Que peut-on dire d'un film comme Vol au-dessus d'un nid de coucou si ce n'est qu'il peut, à certains moments, être drôle, sensible et émouvant? Ce qui est sûr c'est que je l'ai déjà regardé plusieurs fois et que je suis toujours autant captivé par son histoire, mais aussi par le jeu des acteurs, tous excellents. Il fut notamment récompensé par cinq oscars dont celui pour le meilleur film de l'année. Il s'agit d'un film américain de Milos Forman qui parut en salle en 1975. C'est une adaptation du roman éponyme de Ken Kesey (édité en 1962), un roman qui avait déjà fait l'objet d'une adaptation au théâtre à Broadway en 1963. Outre cinq récompenses aux Oscar, il décroche également six Golden Globes. Le film réunit à l'affiche Jack Nicholson, Louise Fletcher,William Redfield, Brad Dourif, Danny De Vito et aussi Will Sampson dont l'imposante silhouette ornée de mystère m'avait déjà touché dans Orca de Michael Anderson. La musique est signée Jack Nitzsche, plutôt discrète tout au long du film, elle prend toute son ampleur lors de la scène finale, quand le "Chef" amérindien (Sampson) exécute le plan de McMurphy (Nicholson) après l'avoir étouffé avec un oreiller.

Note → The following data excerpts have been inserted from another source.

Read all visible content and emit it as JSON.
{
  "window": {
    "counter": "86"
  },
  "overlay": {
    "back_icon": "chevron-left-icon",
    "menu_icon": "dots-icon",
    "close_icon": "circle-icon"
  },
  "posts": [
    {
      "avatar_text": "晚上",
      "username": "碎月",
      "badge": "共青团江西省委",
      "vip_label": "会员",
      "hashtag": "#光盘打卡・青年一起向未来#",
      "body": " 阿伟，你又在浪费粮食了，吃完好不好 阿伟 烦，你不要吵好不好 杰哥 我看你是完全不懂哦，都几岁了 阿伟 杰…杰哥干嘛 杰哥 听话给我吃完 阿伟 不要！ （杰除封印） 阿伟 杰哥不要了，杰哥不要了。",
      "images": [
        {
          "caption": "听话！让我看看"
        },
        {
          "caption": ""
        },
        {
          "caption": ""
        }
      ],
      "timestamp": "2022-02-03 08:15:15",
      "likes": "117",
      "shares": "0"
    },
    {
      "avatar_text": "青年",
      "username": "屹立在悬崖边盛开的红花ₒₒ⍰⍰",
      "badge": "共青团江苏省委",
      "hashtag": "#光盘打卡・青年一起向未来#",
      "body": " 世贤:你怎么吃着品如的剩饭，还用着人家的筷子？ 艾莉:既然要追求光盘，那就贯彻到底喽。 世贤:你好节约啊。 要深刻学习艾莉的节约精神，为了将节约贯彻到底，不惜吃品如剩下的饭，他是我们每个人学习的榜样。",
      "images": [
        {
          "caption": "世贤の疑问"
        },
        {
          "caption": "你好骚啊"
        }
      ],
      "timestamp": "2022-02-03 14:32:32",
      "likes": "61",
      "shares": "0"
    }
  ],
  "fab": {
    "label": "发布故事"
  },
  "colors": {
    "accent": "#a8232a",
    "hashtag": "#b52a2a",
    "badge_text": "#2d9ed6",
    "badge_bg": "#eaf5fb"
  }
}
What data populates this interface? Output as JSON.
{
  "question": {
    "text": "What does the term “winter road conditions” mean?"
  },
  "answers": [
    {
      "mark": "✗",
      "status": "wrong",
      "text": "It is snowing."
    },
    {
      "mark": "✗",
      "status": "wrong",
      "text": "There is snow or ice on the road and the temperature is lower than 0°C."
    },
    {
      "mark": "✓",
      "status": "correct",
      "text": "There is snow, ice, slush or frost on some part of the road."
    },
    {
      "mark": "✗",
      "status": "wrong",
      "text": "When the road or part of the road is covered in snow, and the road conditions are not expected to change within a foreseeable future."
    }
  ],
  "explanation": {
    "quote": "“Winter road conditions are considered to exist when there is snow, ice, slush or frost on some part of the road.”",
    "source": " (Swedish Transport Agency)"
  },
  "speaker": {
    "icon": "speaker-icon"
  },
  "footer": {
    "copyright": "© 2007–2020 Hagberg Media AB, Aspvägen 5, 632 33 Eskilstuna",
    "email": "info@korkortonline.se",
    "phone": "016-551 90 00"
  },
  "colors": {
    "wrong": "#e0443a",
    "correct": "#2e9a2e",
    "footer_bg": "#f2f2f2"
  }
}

<<Randall P. McMurphy développe un comportement ambigu pour se faire interner afin d'échapper à la prison après avoir été accusé de viol sur mineure. En attendant qu'on évalue sa santé mentale, il assiste aux « thérapies » de l'infirmière en chef, l'autoritaire et cynique Miss Ratched, dont il cherche rapidement à contester ou bousculer les règles. Le tempérament furieux et jovial de McMurphy entraîne bien vite les autres internés à prendre conscience de la liberté qu'on leur refuse. Bientôt il comprend qu'en entrant volontairement dans l'établissement il a peut-être lui-même perdu cette liberté pour toujours. Il semble se lier d'amitié avec certains des internés, surtout avec le « Chef », un colosse amérindien que tout le monde croit sourd et muet, qui apparaît doux et pacifique malgré son apparence physique. McMurphy, lui, donne l'image d'un homme impulsif, pouvant devenir parfois violent. Il entraîne les autres pensionnaires à la rébellion et les amène à la désobéissance. Malgré quelques crises de violence et surtout de nerfs de la part des internés et l'intransigeance de l'infirmière, tout se passe à peu près bien avant de progressivement dégénérer : McMurphy parvient ainsi à organiser une sortie rocambolesque en bus dans les environs afin d'aller pêcher à bord d'un bateau. En soudoyant le gardien, il réussit ensuite à faire entrer deux amies dans l'établissement. Une fête s'ensuit au cours de laquelle l'alcool coule à flots. Au matin, Miss Ratched retrouve l'un des internés, le jeune Billy, dans un lit avec l'une des jeunes femmes. Miss Ratched parvient à faire culpabiliser Billy à un tel point que ce dernier se suicide au moment même où McMurphy est sur le point de s'enfuir. Face au drame, ce dernier se ravise pour venger Billy, tentant d'étrangler Ratched, qu'il tient responsable de la mort du jeune homme.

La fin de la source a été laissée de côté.